Outros dois fatores, de ordem institucional, são aqueles que tratam do desenho e da organização da sociedade, como os partidos políticos e as regras de participação, mais especificamente das eleições. O primeiro diz respeito à quantidade de partidos hoje existentes, que a meu ver é extremamente alta, 29 partidos registrados, o que leva a uma baixa representatividade, credibilidade e ausência de penetração junto ao eleitor, principalmente nos munícipios. Outro fator diz respeito à possibilidade de reeleição, para os cargos executivos, o que favorece, significativamente, os governantes em exercício no cargo e, como consequência, desestimula a competição.
SN - Nas eleições presidenciais de 2002, 2006 e 2010 a esquerda venceu em Itaguara (Lula e Dilma respectivamente) e em 2014, 2018 e 2022 a direita venceu (Aécio e Bolsonaro respectivamente). Há uma questão cíclica? A esquerda deve voltar a ganhar em Itaguara em 2026 na sua opinião?
Gílson - Pode ser que sim, pois o componente nacional acaba interferindo muito na percepção das pessoas e inclusive no posicionamento frente aos candidatos e na organização partidária dos munícipios. A força do executivo federal acaba sendo muito visível, nas eleições municipais e geralmente o partido do presidente consegue eleger um número significativo de prefeitos nos pleitos seguintes, como você bem exemplificou. Porém, a meu ver, o nome do candidato e a sua trajetória, ainda são fatores determinantes na escolha dos eleitores, principalmente, nos munícipios menores, onde a proximidade com os candidatos é muito maior.
Além disso, a enorme fragmentação partidária brasileira, ou seja, a enorme quantidade de partidos e a baixa capilaridade destes, contribui com a falta de identificação dos partidos, na sociedade. O que reforça a pessoalização do candidato e a dificuldade tanto deles quanto do cidadão em se posicionar entre esquerda e direita, no âmbito municipal. A dicotomia entre esses polos, pode soar como algo muito abstrato e fora da realidade concreta das pessoas, ou seja, os problemas cotidianos acabam se sobrepondo aos demais.

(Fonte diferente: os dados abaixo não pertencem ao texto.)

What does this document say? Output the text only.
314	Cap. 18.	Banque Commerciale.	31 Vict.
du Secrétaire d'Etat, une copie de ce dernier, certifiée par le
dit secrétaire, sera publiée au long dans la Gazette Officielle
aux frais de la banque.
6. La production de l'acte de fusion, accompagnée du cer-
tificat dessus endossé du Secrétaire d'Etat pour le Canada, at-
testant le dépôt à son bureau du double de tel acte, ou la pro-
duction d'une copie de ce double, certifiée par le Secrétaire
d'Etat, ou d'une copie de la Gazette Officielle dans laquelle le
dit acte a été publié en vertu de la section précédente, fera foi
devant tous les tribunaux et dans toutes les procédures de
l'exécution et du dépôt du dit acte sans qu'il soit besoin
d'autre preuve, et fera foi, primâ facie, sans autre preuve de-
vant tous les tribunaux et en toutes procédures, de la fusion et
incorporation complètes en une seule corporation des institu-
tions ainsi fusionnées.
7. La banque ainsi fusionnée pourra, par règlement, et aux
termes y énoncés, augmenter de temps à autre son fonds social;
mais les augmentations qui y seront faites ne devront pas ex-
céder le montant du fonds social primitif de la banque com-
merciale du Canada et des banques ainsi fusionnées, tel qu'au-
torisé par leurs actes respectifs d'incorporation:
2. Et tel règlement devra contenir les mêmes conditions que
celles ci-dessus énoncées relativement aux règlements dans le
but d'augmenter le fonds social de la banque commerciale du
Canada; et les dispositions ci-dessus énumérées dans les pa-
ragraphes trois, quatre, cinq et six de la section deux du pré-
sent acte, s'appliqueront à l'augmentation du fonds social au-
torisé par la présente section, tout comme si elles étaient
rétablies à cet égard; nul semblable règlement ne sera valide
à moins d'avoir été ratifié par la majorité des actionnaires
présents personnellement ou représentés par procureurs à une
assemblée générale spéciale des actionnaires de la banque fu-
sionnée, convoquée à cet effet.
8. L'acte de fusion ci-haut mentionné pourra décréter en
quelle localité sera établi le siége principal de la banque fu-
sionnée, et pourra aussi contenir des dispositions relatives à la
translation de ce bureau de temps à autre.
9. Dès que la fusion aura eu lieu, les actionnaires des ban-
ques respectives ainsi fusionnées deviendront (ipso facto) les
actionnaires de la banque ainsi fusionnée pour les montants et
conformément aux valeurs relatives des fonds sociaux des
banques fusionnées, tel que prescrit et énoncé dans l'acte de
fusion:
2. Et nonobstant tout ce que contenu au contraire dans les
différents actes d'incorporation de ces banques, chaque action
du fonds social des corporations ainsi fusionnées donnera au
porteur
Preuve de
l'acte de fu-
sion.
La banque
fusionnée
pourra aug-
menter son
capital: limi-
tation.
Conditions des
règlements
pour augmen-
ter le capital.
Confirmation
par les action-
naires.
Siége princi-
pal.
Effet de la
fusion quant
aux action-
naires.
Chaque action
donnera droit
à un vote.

SN - Diante das próximas eleições municipais em Itaguara, com o atual prefeito impedido de concorrer, como avalia o cenário político? Acredita em uma tendência de renovação ou manutenção do poder?
Gílson - Não tenho acompanhado de perto as movimentações em relação aos candidatos e geralmente há uma indefinição normal, nessa época do ano, e ou até mesmo alguns ensaios para testar os nomes e possibilidades. Porém, conforme disse, anteriormente, a cultura e o desenho institucional têm forte impacto na definição do resultado das eleições e como, esse ano, o candidato atual não pode concorrer, acredito que exista uma grande probabilidade de aumentar a quantidade de candidatos e, por consequência, a alteração de forças.
SN - O legislativo em Itaguara costuma ter uma renovação superior a 50%, enquanto a média nacional é de 30%. Qual é a sua interpretação para esse fenômeno? Por que há tanta renovação no legislativo local?
Gílson - É uma excelente pergunta e daria uma ótima pesquisa. A minha percepção é de que há uma enorme falta de compreensão do cidadão, de modo geral, em relação ao papel do legislativo, o que é corroborado com algumas pesquisas que indicam o Congresso com uma das instituições menos confiáveis do país. Nos munícipios, acredito que seja ainda pior, devido à falta de clareza quanto ao papel e alcance do legislativo local. Isso leva a um reduzido interesse pelo processo eleitoral, para o legislativo local, bem como pela qualidade dos candidatos.
Ou seja, se o cidadão não valoriza e nem se preocupa com a qualidade dos futuros vereadores, o voto tende a ser determinado mais pela relação de amizade, do que com o funcionamento da instituição como um todo. Mas, como disse, é uma hipótese e um assunto que deve ser aprofundado.